Before Google

August 5th, 2010

On a whim today I tried to figure out what the oldest pages are on the internet that mention the names of Google’s founders, Sergey Brin and Larry Page. In particular, I wanted to find out what information Google’s founders left on the internet before they had the notion to index it all.

This pursuit was of course assisted by Google itself. It has a nifty advanced search feature where you can specify a date range for the results. Unfortunately the algorithm for assigning dates to pages seems really buggy, and you end up with a lot of false positives for the date range you specify. For example, Google was being talked about in 1973?
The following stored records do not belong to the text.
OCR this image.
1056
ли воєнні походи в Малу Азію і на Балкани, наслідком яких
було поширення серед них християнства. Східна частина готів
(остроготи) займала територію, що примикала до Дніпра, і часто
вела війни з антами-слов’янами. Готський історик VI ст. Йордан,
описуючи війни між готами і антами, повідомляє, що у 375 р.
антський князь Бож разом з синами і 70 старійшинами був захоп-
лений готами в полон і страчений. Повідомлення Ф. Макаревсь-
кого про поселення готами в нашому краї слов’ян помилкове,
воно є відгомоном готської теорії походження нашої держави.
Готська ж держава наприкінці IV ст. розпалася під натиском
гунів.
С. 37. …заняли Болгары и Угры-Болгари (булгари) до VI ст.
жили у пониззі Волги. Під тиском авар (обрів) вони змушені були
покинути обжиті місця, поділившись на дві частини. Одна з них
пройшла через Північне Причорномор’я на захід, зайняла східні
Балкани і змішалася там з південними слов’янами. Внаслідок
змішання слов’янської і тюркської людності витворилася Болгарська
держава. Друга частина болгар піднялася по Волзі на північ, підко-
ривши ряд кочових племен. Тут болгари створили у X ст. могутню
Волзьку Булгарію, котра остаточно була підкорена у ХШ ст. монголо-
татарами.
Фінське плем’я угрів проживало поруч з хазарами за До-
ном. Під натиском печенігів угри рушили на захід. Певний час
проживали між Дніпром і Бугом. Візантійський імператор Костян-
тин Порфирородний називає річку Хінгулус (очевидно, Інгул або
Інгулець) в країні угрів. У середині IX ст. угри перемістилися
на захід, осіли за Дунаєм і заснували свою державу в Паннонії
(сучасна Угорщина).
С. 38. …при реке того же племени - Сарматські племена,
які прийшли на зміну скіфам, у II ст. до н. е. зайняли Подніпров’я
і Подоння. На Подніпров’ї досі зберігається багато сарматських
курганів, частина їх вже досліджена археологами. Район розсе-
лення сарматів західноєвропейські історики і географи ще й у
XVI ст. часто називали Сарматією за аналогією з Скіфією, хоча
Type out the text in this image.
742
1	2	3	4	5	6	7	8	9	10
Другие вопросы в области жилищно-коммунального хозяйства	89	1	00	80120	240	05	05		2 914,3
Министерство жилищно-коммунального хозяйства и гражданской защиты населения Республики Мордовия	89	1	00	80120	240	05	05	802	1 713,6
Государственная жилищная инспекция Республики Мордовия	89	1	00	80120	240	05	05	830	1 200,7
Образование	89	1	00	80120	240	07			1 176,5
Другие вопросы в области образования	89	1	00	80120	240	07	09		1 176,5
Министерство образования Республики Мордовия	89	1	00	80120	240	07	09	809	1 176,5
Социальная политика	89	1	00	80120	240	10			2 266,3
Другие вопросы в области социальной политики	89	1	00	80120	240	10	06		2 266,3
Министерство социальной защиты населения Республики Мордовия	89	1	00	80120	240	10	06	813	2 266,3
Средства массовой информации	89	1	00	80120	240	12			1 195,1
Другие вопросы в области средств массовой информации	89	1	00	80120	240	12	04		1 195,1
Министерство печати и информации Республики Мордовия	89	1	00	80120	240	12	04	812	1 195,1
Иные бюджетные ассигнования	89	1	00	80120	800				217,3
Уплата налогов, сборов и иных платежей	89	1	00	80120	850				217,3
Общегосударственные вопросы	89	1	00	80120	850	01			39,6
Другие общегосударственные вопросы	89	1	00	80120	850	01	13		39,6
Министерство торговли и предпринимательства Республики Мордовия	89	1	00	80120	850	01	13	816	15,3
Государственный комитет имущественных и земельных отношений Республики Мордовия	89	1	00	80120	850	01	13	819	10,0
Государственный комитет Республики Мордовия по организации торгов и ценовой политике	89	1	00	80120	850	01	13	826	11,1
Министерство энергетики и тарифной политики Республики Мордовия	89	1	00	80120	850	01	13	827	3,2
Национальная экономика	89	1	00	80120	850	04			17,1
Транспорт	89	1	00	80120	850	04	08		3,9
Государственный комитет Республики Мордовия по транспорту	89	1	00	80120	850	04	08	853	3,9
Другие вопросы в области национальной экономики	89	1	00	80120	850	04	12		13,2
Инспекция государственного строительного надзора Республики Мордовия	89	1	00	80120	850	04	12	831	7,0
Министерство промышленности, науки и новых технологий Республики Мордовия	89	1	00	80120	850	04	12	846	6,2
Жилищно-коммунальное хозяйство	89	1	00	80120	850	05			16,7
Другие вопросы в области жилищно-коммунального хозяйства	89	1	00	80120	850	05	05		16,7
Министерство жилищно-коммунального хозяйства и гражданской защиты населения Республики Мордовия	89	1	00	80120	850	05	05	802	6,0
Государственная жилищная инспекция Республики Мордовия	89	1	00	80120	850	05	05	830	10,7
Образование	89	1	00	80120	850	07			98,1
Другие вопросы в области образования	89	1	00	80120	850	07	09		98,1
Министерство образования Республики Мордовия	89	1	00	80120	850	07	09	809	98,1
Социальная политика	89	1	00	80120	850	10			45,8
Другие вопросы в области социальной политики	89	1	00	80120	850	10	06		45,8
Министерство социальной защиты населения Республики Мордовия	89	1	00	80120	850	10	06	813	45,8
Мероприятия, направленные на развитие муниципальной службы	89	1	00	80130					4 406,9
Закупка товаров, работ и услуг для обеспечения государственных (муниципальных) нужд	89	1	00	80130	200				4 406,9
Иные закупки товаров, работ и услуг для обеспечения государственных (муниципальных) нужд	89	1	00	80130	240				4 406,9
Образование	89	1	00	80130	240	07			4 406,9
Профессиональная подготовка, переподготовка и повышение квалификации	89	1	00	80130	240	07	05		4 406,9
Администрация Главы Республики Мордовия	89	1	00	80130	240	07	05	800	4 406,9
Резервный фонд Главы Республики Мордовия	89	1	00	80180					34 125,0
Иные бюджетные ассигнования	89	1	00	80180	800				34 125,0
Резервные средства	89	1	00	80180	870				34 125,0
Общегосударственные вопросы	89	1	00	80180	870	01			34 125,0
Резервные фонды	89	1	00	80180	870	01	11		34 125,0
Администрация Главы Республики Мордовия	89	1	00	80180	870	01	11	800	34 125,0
I was able to find some interesting newsgroup postings from Sergey in 1994. On August 18, 1994, he sought advice about booking air travel from San Francisco to Baltimore. In 2010, this conversation would almost certainly not happen, as any number of powerful airfare search engines crunch the numbers and compare rates across carriers, dates, and airports.

But even more interesting to me is a math question posed in 1994 about the Karhunen-Loeve theorem:


I ran across a reference to a Karhunen-Loeve transform in a paper I was reading and from the brief mention it seems that it is relevant to my research.  However, there is no pointer to where I could find more information.

Could someone let me know what a good reference for the Karhunen-Loeve transform would be?


Today you just type “Karhunen-Loeve” into Google to get the answer.

3 Responses to “Before Google”

  1. Erik Says:

    “After all these years… I will never have to solicit air transportation advice again!” – Sergey Brin, when asked why Google announced their plans to acquire ITA Software earlier this summer.

  2. Conor Says:

    Or “Today you just type things into Wikipedia to get the answer”. The “I’m Feeling Lucky” button on Google front page is almost a “Wikipedia” button.

  3. David Leppik Says:

    As far as I can tell, the date search gives you pages referring to that date. I suspect that’s the intended behavior. A classic case of an ambiguous UI which means one thing to the developers and a completely different thing to the users.